Dave Hudson

hashingit.com

51% of the network?

2014-06-23 00:00 - 3 min read

Every so often a Bitcoin mining pool is reported to manage more than half of the Bitcoin hashing capacity, exposing the spectre of a so called “51% attack”. Ignoring the perceived threat though, can we really trust the statistics? We’ve seen, previously, that Bitcoin mining statistics aren’t quite as obvious as we might hope, so what do they look like in these cases?

A day in the life of a 50% mining pool

Let’s look at what happens when a Bitcoin mining pool has 50% of the actual global hash rate and see what the estimated statistics look like for 24 hours. We’ll start by considering what happens when there’s no expansion occurring in the network. Here’s what we find from a Monte Carlo simulation with 10M trials:

Mining pool with 50% of the Bitcoin network over 24 hours, assuming no network hash rate expansion

One curious thing is to note that around the 50% level we see the cumulative statistics actually become a little “blocky” but that’s because there turn out to be a limited number of values that can occur.

With 50% of the hashing capacity we do indeed see an average rate where 50% of the blocks are found by our mining pool, but one day in ten we’ll see the network hashing rate for the pool at 43.1% and less, or 56.8% or more. In practice if we’re not seeing more than 50% every other day then the pool we’re looking at probably doesn’t really have at least half of the network hash rate; an odd day above is really not as interesting.

Let’s see if it makes much difference if our network hash rate is expanding at 2% per day:

Mining pool with 50% of the Bitcoin network over 24 hours, assuming a 2% network hash rate expansion

The 2% per day hash rate expansion is pretty extreme, corresponding to a difficulty change of 24.8% on average, but this doesn’t actually make much difference. Our “once in ten days” metric now has ranges of 43.5% or less and 56.4% and greater.

50% for 2016 blocks

We’ve seen what happens on a daily basis, but what happens when we look at the 2016 block difficulty change? Here’s the simulation for the network when no expansion is occuring:

2016 Bitcoin blocks for a pool having 50% of the network and with no network expansion

Even over 2016 blocks (14 days on average) we can see quite a lot of variability in the measured hash rates.

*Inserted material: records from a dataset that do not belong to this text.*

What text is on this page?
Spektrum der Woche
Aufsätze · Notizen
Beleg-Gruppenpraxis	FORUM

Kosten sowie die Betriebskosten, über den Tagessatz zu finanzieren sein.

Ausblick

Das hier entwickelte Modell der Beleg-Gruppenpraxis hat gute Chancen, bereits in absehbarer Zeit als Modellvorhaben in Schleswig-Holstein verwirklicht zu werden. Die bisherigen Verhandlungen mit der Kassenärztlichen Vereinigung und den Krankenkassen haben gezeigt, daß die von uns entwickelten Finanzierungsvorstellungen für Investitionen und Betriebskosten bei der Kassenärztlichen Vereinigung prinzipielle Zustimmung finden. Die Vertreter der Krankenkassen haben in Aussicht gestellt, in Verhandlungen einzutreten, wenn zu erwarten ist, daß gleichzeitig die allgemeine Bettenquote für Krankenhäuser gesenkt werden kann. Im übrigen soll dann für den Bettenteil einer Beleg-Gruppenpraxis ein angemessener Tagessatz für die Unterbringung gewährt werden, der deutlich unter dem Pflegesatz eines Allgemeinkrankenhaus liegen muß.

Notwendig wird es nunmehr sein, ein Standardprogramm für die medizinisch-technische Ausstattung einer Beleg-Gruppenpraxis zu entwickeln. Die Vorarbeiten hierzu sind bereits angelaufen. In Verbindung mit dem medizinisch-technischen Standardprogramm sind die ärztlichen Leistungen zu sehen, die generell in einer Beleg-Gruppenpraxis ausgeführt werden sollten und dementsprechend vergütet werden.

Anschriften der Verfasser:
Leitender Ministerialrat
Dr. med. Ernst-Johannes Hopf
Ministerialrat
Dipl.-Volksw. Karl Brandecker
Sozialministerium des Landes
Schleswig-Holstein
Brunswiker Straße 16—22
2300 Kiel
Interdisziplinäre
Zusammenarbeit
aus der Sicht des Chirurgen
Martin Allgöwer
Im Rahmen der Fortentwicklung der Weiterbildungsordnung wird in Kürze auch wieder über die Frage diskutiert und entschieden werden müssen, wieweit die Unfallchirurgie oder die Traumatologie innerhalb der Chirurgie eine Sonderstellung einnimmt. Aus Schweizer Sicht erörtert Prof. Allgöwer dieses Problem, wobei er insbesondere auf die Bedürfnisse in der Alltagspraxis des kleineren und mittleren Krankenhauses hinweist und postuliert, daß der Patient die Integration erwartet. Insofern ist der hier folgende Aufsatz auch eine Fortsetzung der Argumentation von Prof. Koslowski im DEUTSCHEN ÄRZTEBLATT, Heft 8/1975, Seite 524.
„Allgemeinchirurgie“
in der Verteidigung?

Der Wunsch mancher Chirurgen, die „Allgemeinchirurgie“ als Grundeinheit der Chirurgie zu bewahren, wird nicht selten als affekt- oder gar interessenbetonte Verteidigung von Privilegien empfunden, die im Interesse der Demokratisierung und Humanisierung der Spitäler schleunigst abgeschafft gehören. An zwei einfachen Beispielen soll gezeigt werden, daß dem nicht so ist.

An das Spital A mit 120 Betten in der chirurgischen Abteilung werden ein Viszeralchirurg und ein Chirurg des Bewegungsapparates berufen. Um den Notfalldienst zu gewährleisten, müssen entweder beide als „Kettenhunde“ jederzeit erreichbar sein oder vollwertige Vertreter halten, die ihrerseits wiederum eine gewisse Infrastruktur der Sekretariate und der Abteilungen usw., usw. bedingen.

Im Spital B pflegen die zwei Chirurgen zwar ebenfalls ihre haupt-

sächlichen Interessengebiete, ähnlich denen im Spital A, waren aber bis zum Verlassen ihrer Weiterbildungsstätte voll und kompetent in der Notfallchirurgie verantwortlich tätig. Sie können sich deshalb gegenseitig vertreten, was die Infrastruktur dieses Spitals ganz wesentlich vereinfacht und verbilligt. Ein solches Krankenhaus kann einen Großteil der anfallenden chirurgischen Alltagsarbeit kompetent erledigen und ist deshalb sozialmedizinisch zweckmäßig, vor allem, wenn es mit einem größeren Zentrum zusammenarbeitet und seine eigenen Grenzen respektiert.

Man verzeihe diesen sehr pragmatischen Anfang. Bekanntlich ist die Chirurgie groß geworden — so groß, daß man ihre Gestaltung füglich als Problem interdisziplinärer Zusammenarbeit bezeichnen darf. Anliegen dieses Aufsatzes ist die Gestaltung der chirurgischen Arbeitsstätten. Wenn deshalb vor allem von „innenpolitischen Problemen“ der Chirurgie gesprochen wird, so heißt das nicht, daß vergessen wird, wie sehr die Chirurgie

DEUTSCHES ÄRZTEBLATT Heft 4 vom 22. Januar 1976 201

One difficulty change in five we’ll see a discrepancy in the estimated pool hash rate of more than +/- 1.4%.

Final thoughts

As with many of the Bitcoin statistics we’ve seen, things are rarely as clear-cut as they first appear. We really need to see more than 55%, and probably close to 60%, of the hash rate being assigned to a pool within any 24 hour period before that alone is sufficient to say that the pool has achieved 50% of the network hash rate.

None of this diminishes the potential risk associated with a single owner gaining a majority of the network hashing, but as we’ve seen before, we should be wary that daily statistics alone aren’t enough to show that this level has been reached.